Ultimately, the HRA finds that “Israel is reneging on its promises and duties under international law to protect the holy places of the two other major faiths in the Holy Land and instead allowing the destruction and mistreatment of sites sacred to Muslims and Christians.”

Such restrictions violate international law, such as Article 18 of the International Covenant on Civil and Political Rights, which states that “Everyone shall have the right to freedom of thought, conscience and religion.

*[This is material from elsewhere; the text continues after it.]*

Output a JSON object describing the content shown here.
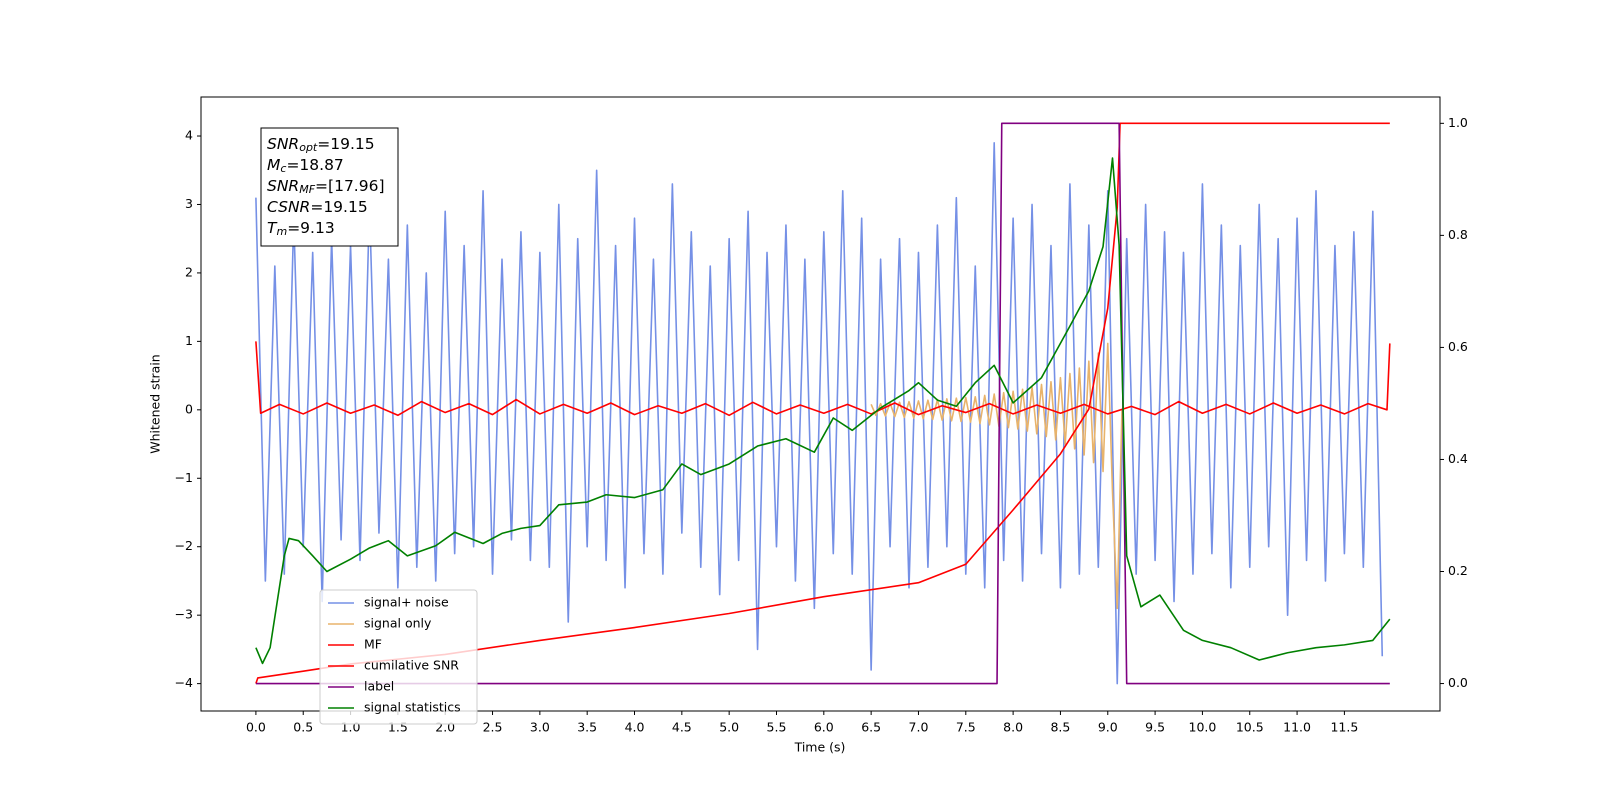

This right shall include … freedom, either individually or in community with others and in public or private, to manifest his religion or belief in worship, observance, practice and teaching.”

Article 27 of the Covenant also states: “In those States in which ethnic, religious or linguistic minorities exist, persons belonging to such minorities shall not be denied the right, in community with the other members of their group, to enjoy their own culture, to profess and practice their own religion, or to use their own language.”

Appeal to the planning authorities

According to Adalah attorney Adel Badir, the Israeli high court stated in its ruling that the petitioners in Beer Sheva could approach the planning authorities to request a change of purpose for the Big Mosque from a general museum to a place of worship. Should the planning authorities reject this request, the case can again be taken to the courts.

“This doesn’t finish here,” Badir said. “We will go to the planning authorities and make an application to open this mosque for prayer, not just as a museum.”

For Jaber Abu Kaf, from the Bedouin village of Umm Batin near Beer Sheva, the court’s decision to turn the Big Mosque into an Islamic museum doesn’t address the needs of the area’s Muslim residents and how they continue to lack a suitable place to pray.

“There is no mosque in Beer Sheva. People go to pray in the Arab villages around Beer Sheva, like Tel Sheva, Lakiah, Hura and Rahat. They travel far distances to pray on Friday. Why can’t they pray in the mosque in Beer Sheva?” Abu Kaf said.

“There should be justice and there is no reason not to give people the opportunity to pray [at the Big Mosque],” he added. “We request that the Israeli government and all those responsible allow Muslims to pray there.”